The last week I have been so weak and lethargic and my taste buds are completely gone and everthing tastes terrible!  I have also been having a lot of pain around my rib cage. I saw my surgeon on Monday and he said that he thought it was the chemotheraphy causing it. Then when I saw my chemo doctor on Wednesday he said he thought it was from surgery! Good old doctors, always wanting to pass the blame. Anyway, my chemo doctor decided to be proactive and run some tests on me just to be safe. One of the drugs I am taking (Avastin) has been known to cause heart damage. So yesterday I had a chest x-ray, an EKG and tomorrow I will have an EKO which is an ultrasound on the heart, to make sure that the muscle in my heart is not being damaged. I feel like my life consists of bed, doctors, couch, bed, church, bed, and doctors again.
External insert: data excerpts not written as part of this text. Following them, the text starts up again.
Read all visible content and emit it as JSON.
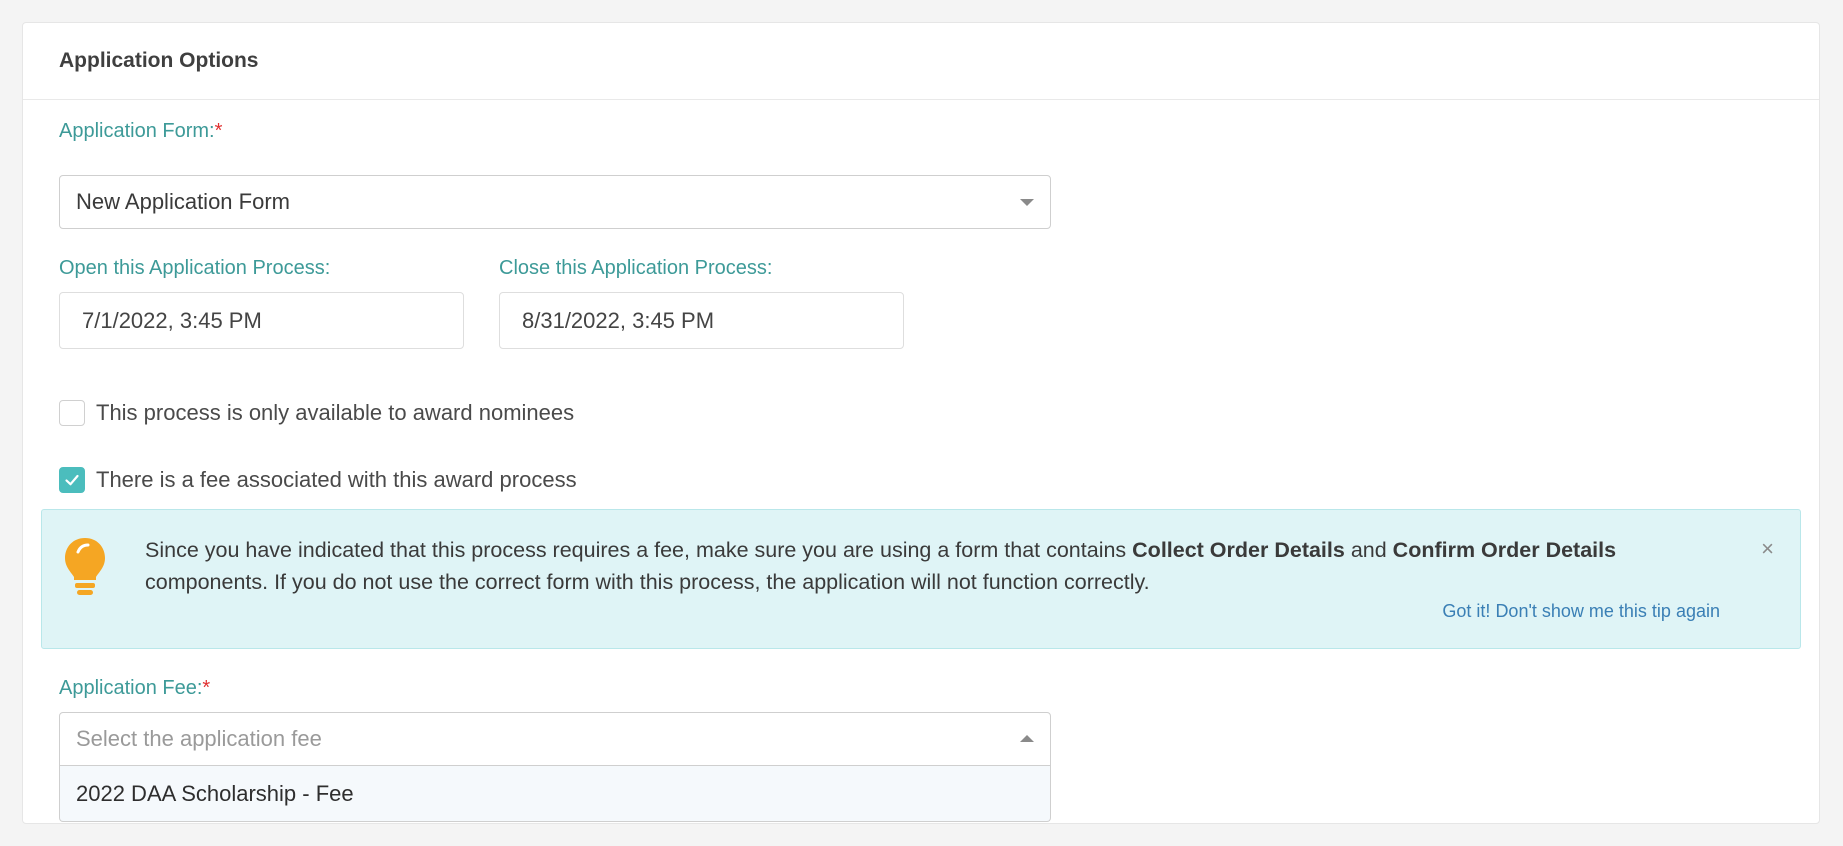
{
  "panel": {
    "title": "Application Options"
  },
  "application_form": {
    "label": "Application Form:",
    "required_mark": "*",
    "selected": "New Application Form"
  },
  "open_process": {
    "label": "Open this Application Process:",
    "value": "7/1/2022, 3:45 PM"
  },
  "close_process": {
    "label": "Close this Application Process:",
    "value": "8/31/2022, 3:45 PM"
  },
  "checkboxes": {
    "nominees_only": {
      "label": "This process is only available to award nominees",
      "checked": false
    },
    "has_fee": {
      "label": "There is a fee associated with this award process",
      "checked": true
    }
  },
  "tip": {
    "text_1": "Since you have indicated that this process requires a fee, make sure you are using a form that contains ",
    "bold_1": "Collect Order Details",
    "text_2": " and ",
    "bold_2": "Confirm Order Details",
    "text_3": " components. If you do not use the correct form with this process, the application will not function correctly.",
    "dismiss_link": "Got it! Don't show me this tip again",
    "close_glyph": "×",
    "icon": "lightbulb-icon"
  },
  "application_fee": {
    "label": "Application Fee:",
    "required_mark": "*",
    "placeholder": "Select the application fee",
    "options": [
      "2022 DAA Scholarship - Fee"
    ]
  },
  "colors": {
    "label_teal": "#3d9a98",
    "required_red": "#e03030",
    "checkbox_checked": "#4bbdbd",
    "tip_background": "#dff4f6",
    "bulb_orange": "#f5a623",
    "link_blue": "#3a7fb5"
  }
}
For the good news.... My white blood count was up and so I would have been able to have treatment. I'm taking some glyco-nutrients from Manatech that I truly believe has been the miracle in keeping my blood count treatable. I would recommend it to anyone who is going through chemotheraphy. There are so many things that I feel helpless with, but this is just something little that I am doing on my own that makes me feel empowered!

More good news.... They did another CA-125 blood test yesterday and it is down to 33.5!!!!!  The normal range is 0-35 - so that means that I am finally in the normal range!!!! Yippee!!!  That means that the chemo is working in killing the cancer I have right now!  That's great news considering that before my surgery the CA-125 was 687.  Then it dropped to 350 after surgery.  Then to 165 after 3 weeks of chemo, then 81 after another 3 weeks, then to 51 after another 3 weeks and now to 33.5!  So if I'm looking for a silver lining in my cloud this would be it!